You are viewing a plain text version of this content. The canonical link for it is here.
Posted to dev@parquet.apache.org by Xinli shang <sh...@uber.com.INVALID> on 2020/09/22 17:49:14 UTC

Parquet sync meeting notes - 9/22/2020

9/22/2020

Hi all,

Attendees:  Ashish Singh, Julien, Gidon, Gabor, Xinli

   1.

   Column Encryption
   1.

      PRs are all merged.
      2.

      Data masking
      1.

         This feature should have top-down approach starting from service.
         Maybe we can start with parquet-tool.
         2.

         Reducing the storage overhead for data masking - There are some
         thinkings about different compressions and tools.
         3.

         Testing: Write more tests and test with real data usually are good
         approaches. Maybe we can ask some 3rd parties that don’t know
this feature
         to have test by looking at the specification. Another way is to have
         interoperability tests between C++ and Java implementation.
Gidon has done
         some in his work. It would be great if we have automation for
it to test
         more.
         2.

   Parquet 12 release
   1.

      Created Jira ticket to release.
      2.

      Concern for the adoption of Parquet 1.11.0 because of Avro
version.
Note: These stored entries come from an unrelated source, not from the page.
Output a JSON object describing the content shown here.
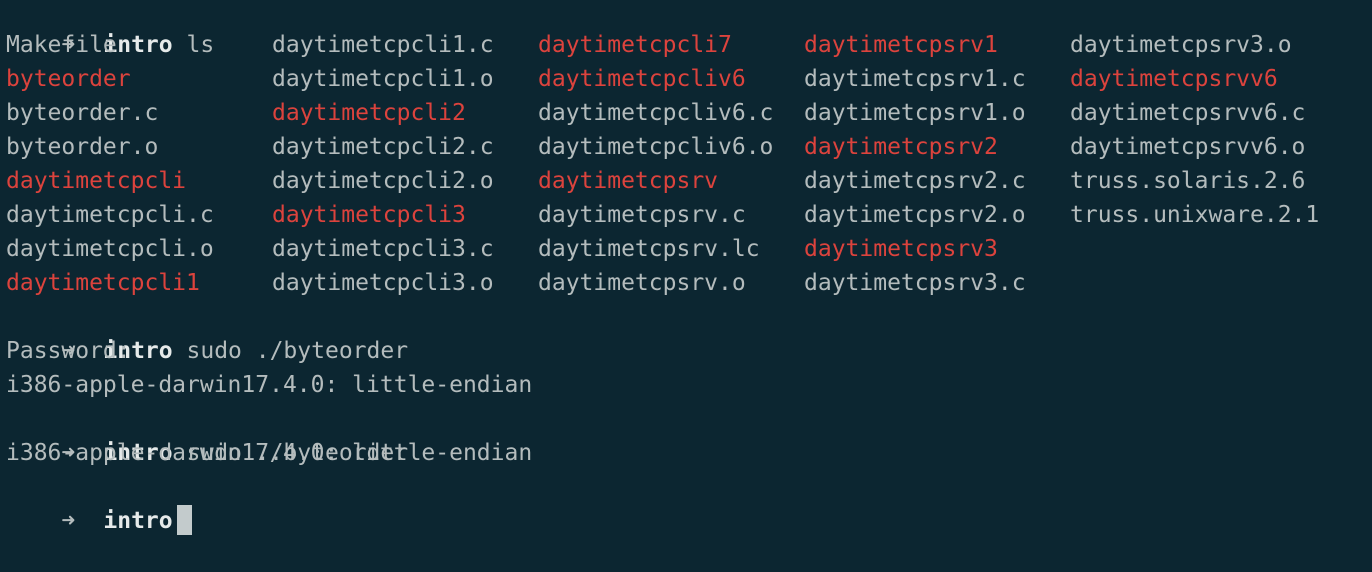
{
  "colors": {
    "background": "#0c2631",
    "text": "#b4bcbd",
    "executable": "#dc433d",
    "directory": "#e6eaea",
    "cursor": "#c3cbcc"
  },
  "prompt": {
    "arrow": "➜",
    "dir": "intro"
  },
  "commands": {
    "ls": "ls",
    "run1": "sudo ./byteorder",
    "run2": "sudo ./byteorder"
  },
  "ls_rows": [
    [
      {
        "name": "Makefile",
        "exec": false
      },
      {
        "name": "daytimetcpcli1.c",
        "exec": false
      },
      {
        "name": "daytimetcpcli7",
        "exec": true
      },
      {
        "name": "daytimetcpsrv1",
        "exec": true
      },
      {
        "name": "daytimetcpsrv3.o",
        "exec": false
      }
    ],
    [
      {
        "name": "byteorder",
        "exec": true
      },
      {
        "name": "daytimetcpcli1.o",
        "exec": false
      },
      {
        "name": "daytimetcpcliv6",
        "exec": true
      },
      {
        "name": "daytimetcpsrv1.c",
        "exec": false
      },
      {
        "name": "daytimetcpsrvv6",
        "exec": true
      }
    ],
    [
      {
        "name": "byteorder.c",
        "exec": false
      },
      {
        "name": "daytimetcpcli2",
        "exec": true
      },
      {
        "name": "daytimetcpcliv6.c",
        "exec": false
      },
      {
        "name": "daytimetcpsrv1.o",
        "exec": false
      },
      {
        "name": "daytimetcpsrvv6.c",
        "exec": false
      }
    ],
    [
      {
        "name": "byteorder.o",
        "exec": false
      },
      {
        "name": "daytimetcpcli2.c",
        "exec": false
      },
      {
        "name": "daytimetcpcliv6.o",
        "exec": false
      },
      {
        "name": "daytimetcpsrv2",
        "exec": true
      },
      {
        "name": "daytimetcpsrvv6.o",
        "exec": false
      }
    ],
    [
      {
        "name": "daytimetcpcli",
        "exec": true
      },
      {
        "name": "daytimetcpcli2.o",
        "exec": false
      },
      {
        "name": "daytimetcpsrv",
        "exec": true
      },
      {
        "name": "daytimetcpsrv2.c",
        "exec": false
      },
      {
        "name": "truss.solaris.2.6",
        "exec": false
      }
    ],
    [
      {
        "name": "daytimetcpcli.c",
        "exec": false
      },
      {
        "name": "daytimetcpcli3",
        "exec": true
      },
      {
        "name": "daytimetcpsrv.c",
        "exec": false
      },
      {
        "name": "daytimetcpsrv2.o",
        "exec": false
      },
      {
        "name": "truss.unixware.2.1",
        "exec": false
      }
    ],
    [
      {
        "name": "daytimetcpcli.o",
        "exec": false
      },
      {
        "name": "daytimetcpcli3.c",
        "exec": false
      },
      {
        "name": "daytimetcpsrv.lc",
        "exec": false
      },
      {
        "name": "daytimetcpsrv3",
        "exec": true
      }
    ],
    [
      {
        "name": "daytimetcpcli1",
        "exec": true
      },
      {
        "name": "daytimetcpcli3.o",
        "exec": false
      },
      {
        "name": "daytimetcpsrv.o",
        "exec": false
      },
      {
        "name": "daytimetcpsrv3.c",
        "exec": false
      }
    ]
  ],
  "output": {
    "password_prompt": "Password:",
    "result1": "i386-apple-darwin17.4.0: little-endian",
    "result2": "i386-apple-darwin17.4.0: little-endian"
  }
}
Action
      Item(Owner: Xinli) - Bring in people dealing with this upgrade effort
      to the next meeting to discuss the next step.
      3.

   Parquet-313: Implement 3 level ist.
   1.

      This is a good initiative. It is a little hard for current committers
      to review because we don’t use that or don’t have knowledge of
that. Check
      if somebody from Twitter can help with the review & verification. Action
      Item(Owner: Julie) Julie will try to find someone.
      2.

      Use a flag in the code to make it optional to reduce the risk.


Please let me know if you have any questions.

Xinli Shang | Tech Lead Manager @ Uber Data Infra


-- 
Xinli Shang